Market expert Sunil Subramaniam has offered insights on the Indian markets' outlook in light of impending US tariffs on Indian goods. According to Subramaniam, the markets are well-prepared for the tariffs set to take effect on August 27, with investors having already factored this development into their strategies.
Market Consolidation Expected
Subramaniam anticipates a period of consolidation for Indian markets rather than sharp corrections. This stability is expected despite the implementation of US tariffs, which he believes have been largely priced in by market participants.
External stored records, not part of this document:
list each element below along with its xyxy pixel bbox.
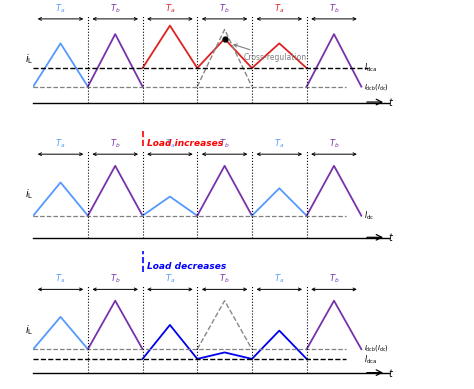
Text: $T_{a}$: $T_{a}$ [165,273,175,286]
Text: $T_{a}$: $T_{a}$ [274,2,284,15]
Text: $I_{\mathrm{dcb}}(I_{\mathrm{dc}})$: $I_{\mathrm{dcb}}(I_{\mathrm{dc}})$ [364,82,389,93]
Text: $T_{b}$: $T_{b}$ [328,2,339,15]
Text: $T_{b}$: $T_{b}$ [219,2,230,15]
Text: $T_{b}$: $T_{b}$ [110,2,120,15]
Text: $T_{a}$: $T_{a}$ [165,138,175,150]
Text: $T_{b}$: $T_{b}$ [110,138,120,150]
Text: $T_{a}$: $T_{a}$ [165,2,175,15]
Text: $T_{a}$: $T_{a}$ [274,138,284,150]
Text: $T_{a}$: $T_{a}$ [165,2,175,15]
Text: $T_{b}$: $T_{b}$ [110,273,120,286]
Y-axis label: $i_{\mathrm{L}}$: $i_{\mathrm{L}}$ [25,52,33,66]
Text: $t$: $t$ [388,231,394,243]
Text: $I_{\mathrm{dc}}$: $I_{\mathrm{dc}}$ [364,209,374,222]
Text: Load increases: Load increases [147,138,223,148]
Text: $I_{\mathrm{dca}}$: $I_{\mathrm{dca}}$ [364,62,377,74]
Text: $T_{a}$: $T_{a}$ [274,273,284,286]
Text: $T_{b}$: $T_{b}$ [328,273,339,286]
Text: $T_{a}$: $T_{a}$ [55,2,66,15]
Text: $T_{a}$: $T_{a}$ [55,273,66,286]
Text: Cross-regulation: Cross-regulation [234,44,307,62]
Text: $t$: $t$ [388,366,394,378]
Text: $T_{b}$: $T_{b}$ [328,138,339,150]
Text: $T_{b}$: $T_{b}$ [110,2,120,15]
Text: $T_{a}$: $T_{a}$ [55,2,66,15]
Text: $t$: $t$ [388,96,394,108]
Text: $I_{\mathrm{dca}}$: $I_{\mathrm{dca}}$ [364,354,377,366]
Y-axis label: $i_{\mathrm{L}}$: $i_{\mathrm{L}}$ [25,187,33,202]
Text: $T_{b}$: $T_{b}$ [328,2,339,15]
Text: $T_{b}$: $T_{b}$ [219,138,230,150]
Text: $T_{b}$: $T_{b}$ [219,273,230,286]
Y-axis label: $i_{\mathrm{L}}$: $i_{\mathrm{L}}$ [25,323,33,337]
Text: $T_{a}$: $T_{a}$ [55,138,66,150]
Text: $T_{b}$: $T_{b}$ [219,2,230,15]
Text: Load decreases: Load decreases [147,262,227,271]
Text: $T_{a}$: $T_{a}$ [274,2,284,15]
Text: $I_{\mathrm{dcb}}(I_{\mathrm{dc}})$: $I_{\mathrm{dcb}}(I_{\mathrm{dc}})$ [364,343,389,353]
Foreign and Domestic Investment Dynamics
The expert points out that foreign institutional investor (FII) flows are likely to remain subdued. Two key factors contribute to this outlook:
- High valuations in the Indian market
- Ongoing trade uncertainties
However, Subramaniam expects domestic investors to continue providing support to the market through a strategy of sectoral rotation.
Sectoral Opportunities
Capital Goods Sector
Subramaniam highlights promising opportunities in the capital goods sector, driven by robust domestic demand. He notes that private capital expenditure (capex) is showing encouraging signs, with capacity utilization approaching 80%.
Automotive Sector
The auto sector is poised for strong festive demand across various segments:
- Two-wheelers
- Entry-level cars
- Tractors
- Commercial vehicles
However, Subramaniam cautions that export-oriented components within the automotive industry may face some pressure.
Pharmaceutical Sector
The pharmaceutical sector presents a mixed outlook:
- Strong domestic growth prospects
- Potential concerns related to tariffs
Interestingly, Subramaniam suggests that US drug price cuts could potentially benefit Indian contract manufacturers through increased outsourcing.
Conclusion
Despite the looming US tariffs, Subramaniam's analysis paints a picture of resilience for Indian markets. The expert's insights suggest that while certain sectors may face challenges, others are well-positioned to capitalize on domestic demand and potential global shifts in manufacturing and outsourcing practices.
Investors and market participants will likely be watching closely to see how these predictions play out in the coming months, particularly as the festive season approaches and the impact of the new tariffs begins to materialize.